As an employee, you may be asked to sign an NDA as a condition of employment, as part of a severance package, as part of a settlement agreement or in a personal context.
· Check for liquidated damages provisions which specify a cash amount an employee must pay per breach of an NDA. If the number is very high, it may create a dynamic where employees are terrified to come forward even about illegal company behavior because they are afraid of being sued. Courts may throw out a provision where the damages/penalties for violating the agreement are much greater than the harm caused to the company when the agreement is violated.
· Time limits that go on for your entire lifetime are overreaching and should raise a red flag. They may be considered reasonable by a court if they are for a shorter period of time, but that will vary by state.
· Forced arbitration clauses or clauses requiring private and confidential arbitration rather than in a public court of law. While those clauses may be legal to include, you should be aware of what they mean.
If what you are told is different from what you see in the written agreement, you need to clarify before signing because the written agreement is binding. Additionally, if the NDA prevents you from bringing discrimination or harassment claims to the proper authority than the NDA is unenforceable.
If you are unsure about the terms of your agreement, you should speak with a lawyer for further clarification.
“Nothing prevents [Your Name] from using his/her own generalized skill, knowledge or expertise that he/she already had, or is publicly available.”
Including this clause in an NDA puts the burden on the employer to prove what you already knew in the case of an alleged breach.

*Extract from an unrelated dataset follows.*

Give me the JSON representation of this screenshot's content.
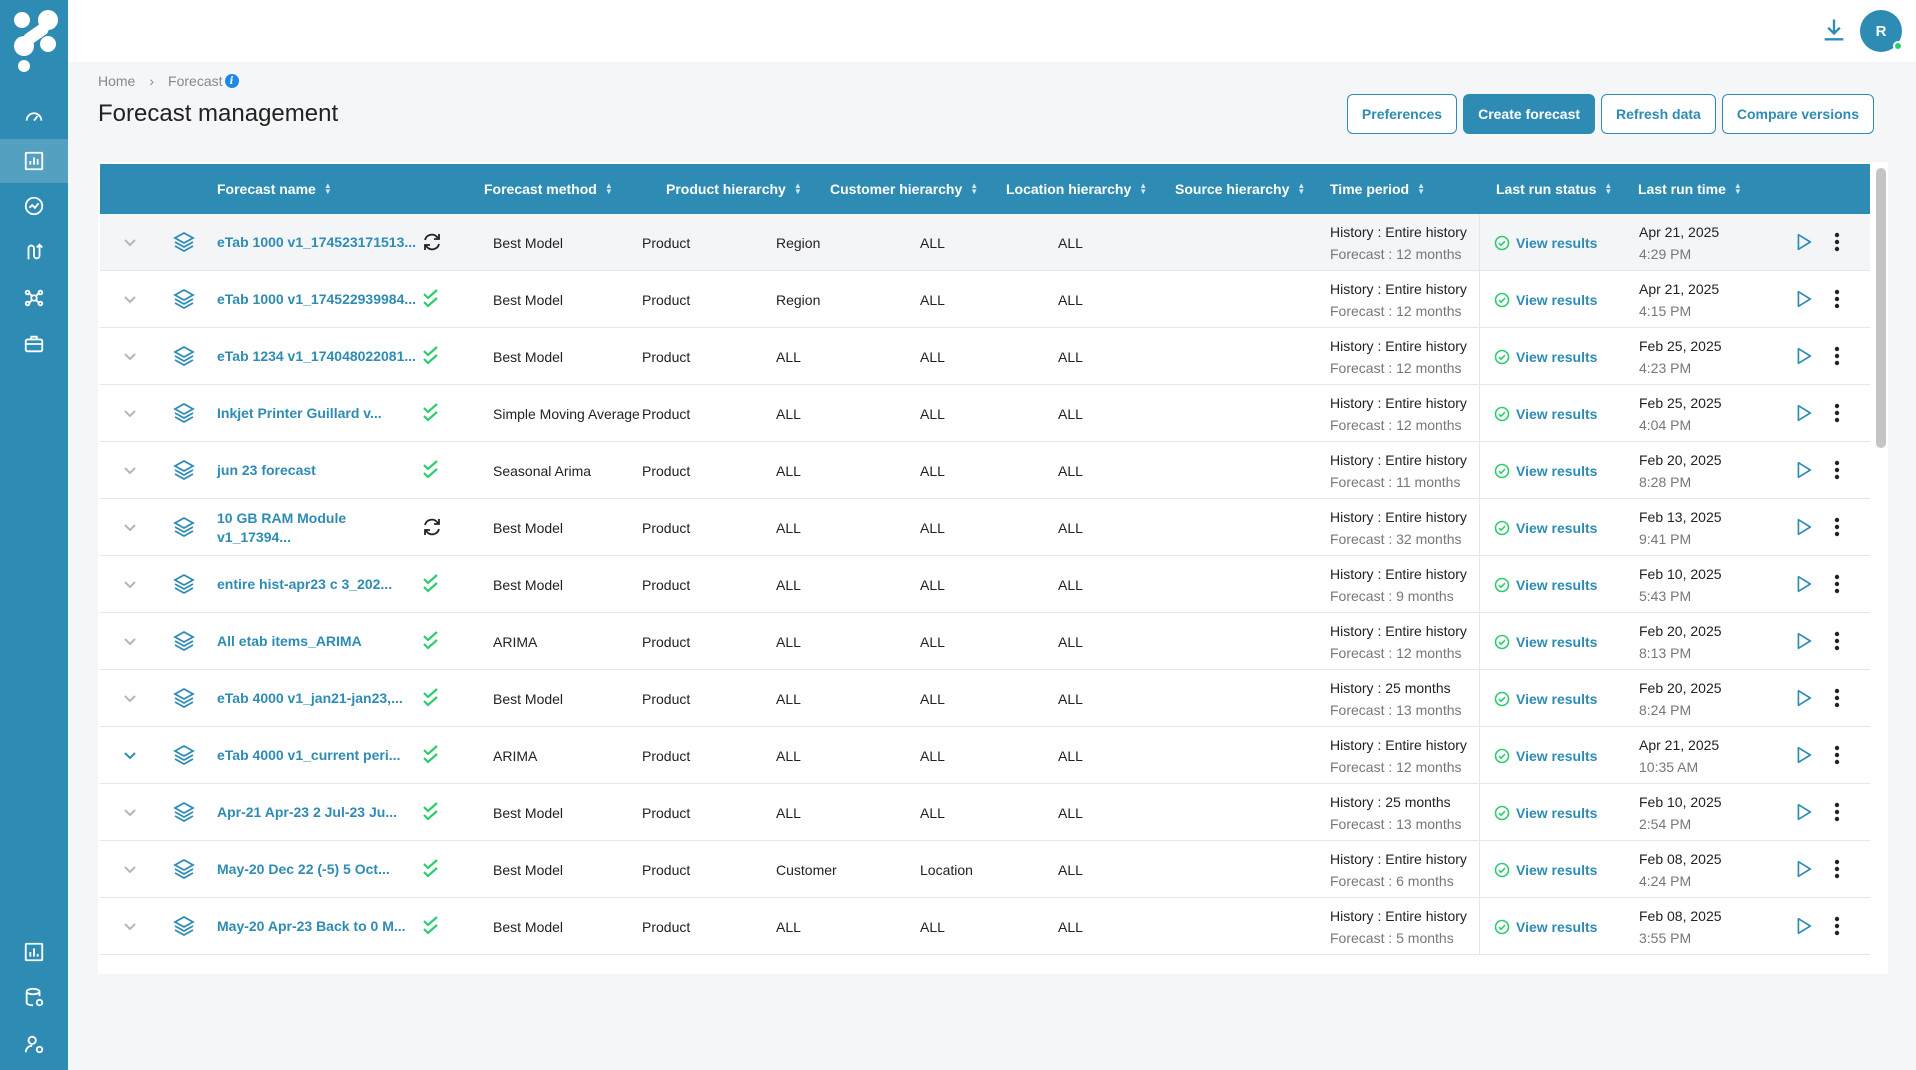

· Any information that employee has prior knowledge of or gained from sources other than their employer
· Any information that is common knowledge in a field
Additionally, an NDA is not meant to protect a company from doing something illegal. If your company has unethical or illegitimate business practices, you still have a right to whistleblow (inform) to proper authorities.
An NDA also cannot prohibit an employee from filing a sexual harassment complaint with the Equal Employment Opportunity Commission.
A unilateral NDA is more commonly used. It is used when a business or employer discloses information to their employee, and the employee receives the information and agrees to keep the information confidential.
A mutual NDA is used when the two parties agree keep confidential each other’s information. The mutual NDA is generally used between businesses.
A nondisparagement clause generally prevents an employee from saying anything negative about the company, even on social media. Nondisparagement clauses have gained popularity in the startup world where they are often used to hide the sexist culture in the tech industry. If you are subject to a nondisparagement clause, it is best not to publicly discuss your employer, and especially not online, where proof of your comments could be saved as evidence of a violation. Consult with an attorney to review the agreement before speaking out, even anonymously.
Some have interpreted this statute to apply to both businesses and individuals. Therefore, under this language of this statute, victims of workplace sexual assault or harassment who settle their claims subject to an NDA, would be prohibited from deducting the portion of their settlement allocated for attorney’s fees, and would have to pay taxes on the entire amount they were given for the settlement.
As a result of this uncertainty, Sen. Robert Menendez has announced plans to introduce legislation clarifying that §162(q) is meant to apply only to businesses/employers. In the meantime, you should consult with a tax attorney or accountant knowledgeable in this area to determine what amounts of your settlement payment are deductible.